NICE Phone Calls

NICE Phone Calls

When I think about the type of fixed content that is traditionally stored on a Centera there are several use cases that come to mind.

Medical images. Scanned check images. Mortgage applications. Anything that comes from a scanner. E-mail.  Electronic files.

All of these use cases represent content that is not likely to be "opened and edited".

Lately I've been reading a lot about another use case that makes perfect sense for Centera.

Phone calls.

Picture a large call center handling 1000s of calls each day. As soon as each call ends, the entire conversation becomes fixed content.  Months later a customer may file a complaint about a service that was promised during a particular phone call.  How can you find the call?   Was it deleted?  Is it authentic?  Is it on tape somewhere?

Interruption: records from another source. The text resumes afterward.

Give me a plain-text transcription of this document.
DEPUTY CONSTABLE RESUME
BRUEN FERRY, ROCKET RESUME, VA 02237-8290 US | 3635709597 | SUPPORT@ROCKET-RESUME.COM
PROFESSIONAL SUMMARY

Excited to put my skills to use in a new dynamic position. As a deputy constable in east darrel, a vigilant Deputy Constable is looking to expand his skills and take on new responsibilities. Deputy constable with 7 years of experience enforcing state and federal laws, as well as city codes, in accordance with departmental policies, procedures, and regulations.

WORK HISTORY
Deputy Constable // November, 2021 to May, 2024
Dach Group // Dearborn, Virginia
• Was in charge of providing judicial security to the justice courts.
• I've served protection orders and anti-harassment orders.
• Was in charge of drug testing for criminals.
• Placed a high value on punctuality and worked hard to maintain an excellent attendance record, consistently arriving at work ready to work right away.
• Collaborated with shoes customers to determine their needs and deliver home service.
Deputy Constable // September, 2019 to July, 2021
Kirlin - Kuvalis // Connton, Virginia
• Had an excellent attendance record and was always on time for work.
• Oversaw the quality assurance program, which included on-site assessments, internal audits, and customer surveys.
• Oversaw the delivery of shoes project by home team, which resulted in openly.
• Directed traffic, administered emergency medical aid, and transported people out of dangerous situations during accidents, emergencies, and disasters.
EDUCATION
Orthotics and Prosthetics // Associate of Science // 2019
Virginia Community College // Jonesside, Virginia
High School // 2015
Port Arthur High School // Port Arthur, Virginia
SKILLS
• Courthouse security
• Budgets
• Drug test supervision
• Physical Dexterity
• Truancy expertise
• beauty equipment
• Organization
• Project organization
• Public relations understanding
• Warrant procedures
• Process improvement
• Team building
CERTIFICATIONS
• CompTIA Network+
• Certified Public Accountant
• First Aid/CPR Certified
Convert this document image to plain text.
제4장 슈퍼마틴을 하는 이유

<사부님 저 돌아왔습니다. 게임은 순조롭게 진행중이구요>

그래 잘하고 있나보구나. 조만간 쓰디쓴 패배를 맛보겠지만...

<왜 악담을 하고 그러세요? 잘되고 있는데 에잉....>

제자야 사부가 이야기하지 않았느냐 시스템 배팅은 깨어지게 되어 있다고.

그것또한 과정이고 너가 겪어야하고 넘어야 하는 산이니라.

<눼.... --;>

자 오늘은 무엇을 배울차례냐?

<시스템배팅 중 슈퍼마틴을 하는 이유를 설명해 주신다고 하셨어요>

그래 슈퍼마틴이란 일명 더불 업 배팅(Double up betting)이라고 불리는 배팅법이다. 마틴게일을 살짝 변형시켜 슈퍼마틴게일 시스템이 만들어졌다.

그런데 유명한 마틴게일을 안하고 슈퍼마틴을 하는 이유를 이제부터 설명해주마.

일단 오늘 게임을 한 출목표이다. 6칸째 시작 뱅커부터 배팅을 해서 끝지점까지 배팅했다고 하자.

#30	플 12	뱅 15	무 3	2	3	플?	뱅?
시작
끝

One of the worldwide leaders in multimedia recording solutions is NICE, and NICE has integrated Centera into their solution.  For example, NICE's Perform product archives phone calls to Centera and then provides a wide suite of analysis tools such as word spotting, emotion detection, and voice analysis. This type of capability is valuable in any market that utilizes a large call center, including public safety, finance, retail, etc.

Integration Details

NICE and Centera integrate via NICE's Storage Center Server (SCS), an architectural component which is responsible for storing and tracking all phone calls entering the system.  The SCS pulls previously stored calls from NiceLog Recorders (pictured below), stores each call to Centera, and receives a Centera content address (CA) in return. This CA is stored in an SCS database along with other information about the call.

NICE

The SCS contains software that has integrated with the Centera SDK. This SDK integration takes advantage of the following Centera features:

  • Multi-pathing: The SCS administrator can enter the IP addresses of up to four Centera ports in order to realize load balancing and multi-pathing to the Centera system.
  • Automated DR failover: The SCS administrator can also enter the IP address of a replica Centera system in order to continue in the face of a disconnect from the primary Centera.
  • Metadata annotation: The SCS is able to use Centera's metadata feature to annotate the phone call being archived. For example, the name of the SCS application can be stored along with the phone call.
  • Retention: The SCS always stores a retention field in the Centera metadata associated with each phone call. Centera enforces "disallow delete" based on this field. The time is based on the call arrival time (not call archive time).
  • Multi-Threading: The SCS fires up multiple threads (default of 20) to allow parallelization in the ingest of phone calls. This is particularly useful if batches of phone calls are archived at night, for example.
  • Shredding: Once phone calls do expire, there is often a need to shred the phone call electronically. Centera supports this.

The Centera integration has been successful to the point where NICE refers to a Centera deployment as a "best practice". Over 100 NICE/Centera deployments are in the field. The NICE/Centera integration has eliminated a lot of headaches that used to occur with phone call archiving, including finding/loading tapes, proof of originality/authenticity (provided by Centera's content address), and configuration-free capacity upgrade.

NICE Wholistic Approach

I don't want to shortchange NICE by highlighting just the audio aspects of the Perform product. NICE has a much larger portfolio that can also archive customer interactions such as email exchanges, web interactions, video, etc. NICE provides wholistic management of all of these use cases (which all represent fixed content, by the way).

What I did want to highlight was the unique value proposition gained by NICE several years ago due to the fact that the NICE developers integrated with Centera. 

One more interesting point of note: converting the NICE SCS to use the XAM API would not only maintain compatibility with already stored audio files, but it would also provide NICE customers with the flexibility of moving to future (XAM-based) archival systems.